L’éveil bouddhiste comprend la réalisation que le sentiment d’être un soi séparé du monde est une illusion qui provoque une souffrance de part et d’autre. Réaliser que je suis le monde – que « je » suis l’une des nombreuses façons dont le monde se manifeste – représente l’aspect cognitif de l’amour qu’une personne éveillée ressent pour le monde et ses créatures. La réalisation (la sagesse) et l’amour (la compassion) sont les deux faces d’une même pièce, c’est pourquoi les enseignants bouddhistes insistent si souvent sur le fait qu’un éveil authentique se trouve accompagné d’un souci spontané pour tous les êtres sensibles.
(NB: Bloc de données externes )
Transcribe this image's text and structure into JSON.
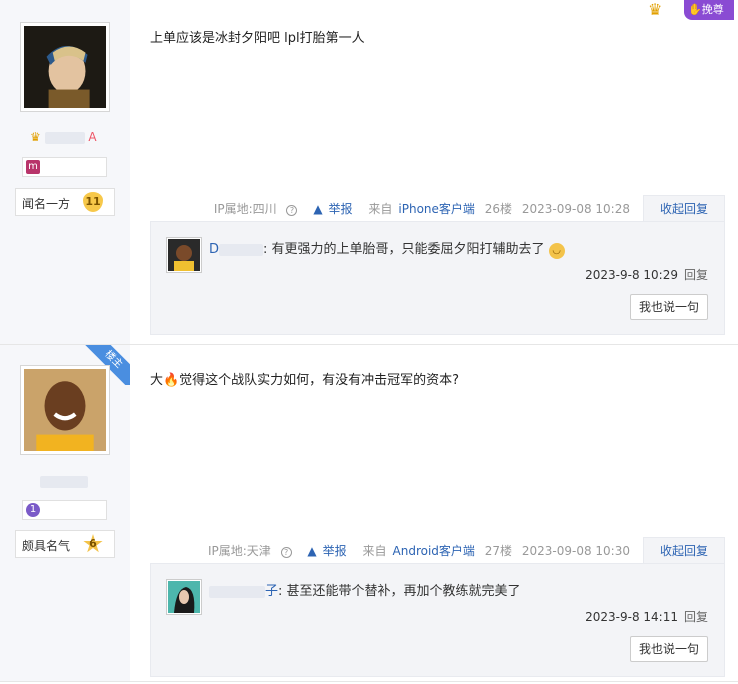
{
  "vip": {
    "label": "挽尊"
  },
  "posts": [
    {
      "content": "上单应该是冰封夕阳吧 lpl打胎第一人",
      "user_name_visible": "A",
      "level": {
        "title": "闻名一方",
        "num": "11"
      },
      "meta": {
        "ip": "IP属地:四川",
        "report": "举报",
        "client_prefix": "来自",
        "client": "iPhone客户端",
        "floor": "26楼",
        "time": "2023-09-08 10:28",
        "collapse": "收起回复"
      },
      "reply": {
        "name_suffix": "",
        "text": ": 有更强力的上单胎哥，只能委屈夕阳打辅助去了",
        "time": "2023-9-8 10:29",
        "reply_btn": "回复",
        "say": "我也说一句"
      }
    },
    {
      "content": "大🔥觉得这个战队实力如何，有没有冲击冠军的资本?",
      "ribbon": "楼主",
      "level": {
        "title": "颇具名气",
        "num": "6"
      },
      "meta": {
        "ip": "IP属地:天津",
        "report": "举报",
        "client_prefix": "来自",
        "client": "Android客户端",
        "floor": "27楼",
        "time": "2023-09-08 10:30",
        "collapse": "收起回复"
      },
      "reply": {
        "name_suffix": "子",
        "text": ": 甚至还能带个替补，再加个教练就完美了",
        "time": "2023-9-8 14:11",
        "reply_btn": "回复",
        "say": "我也说一句"
      }
    }
  ]
}
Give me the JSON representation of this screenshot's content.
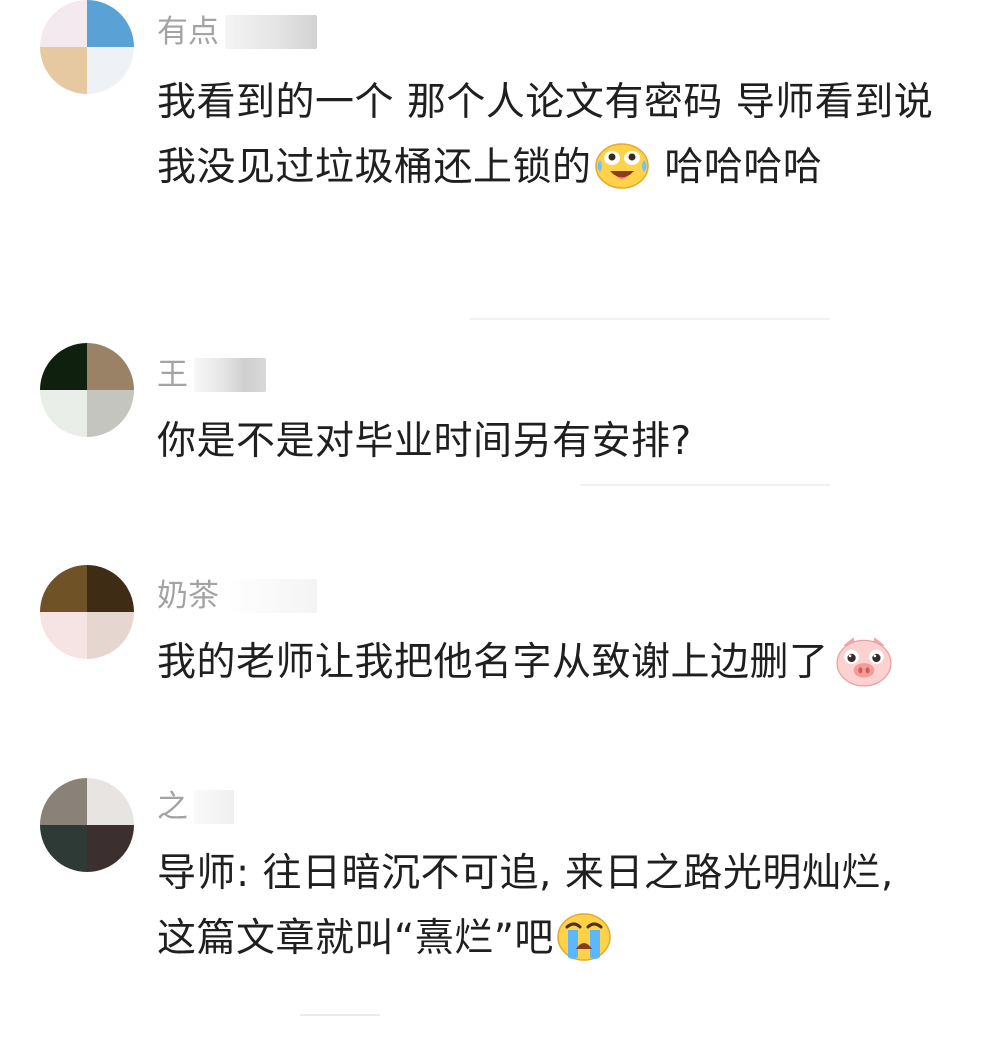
{
  "comments": [
    {
      "username": "有点",
      "text_parts": [
        "我看到的一个 那个人论文有密码 导师看到说 我没见过垃圾桶还上锁的",
        " 哈哈哈哈"
      ],
      "emoji": "laugh-cry-emoji"
    },
    {
      "username": "王",
      "text_parts": [
        "你是不是对毕业时间另有安排?"
      ]
    },
    {
      "username": "奶茶",
      "text_parts": [
        "我的老师让我把他名字从致谢上边删了"
      ],
      "emoji": "pig-face-emoji"
    },
    {
      "username": "之",
      "text_parts": [
        "导师: 往日暗沉不可追, 来日之路光明灿烂, 这篇文章就叫“熹烂”吧"
      ],
      "emoji": "crying-face-emoji"
    }
  ],
  "colors": {
    "text": "#1f1f1f",
    "username": "#a3a3a3",
    "background": "#ffffff"
  }
}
Les entreprises « marchent » grâce à un trait de l’être humain bien différent et qui le confortent. L’économie des grands groupes exige l’avidité et de deux façons au moins : le désir de toujours plus de profit est le moteur du processus économique ; pour garder la croissance économique, le consommateur doit être conditionné à vouloir toujours plus.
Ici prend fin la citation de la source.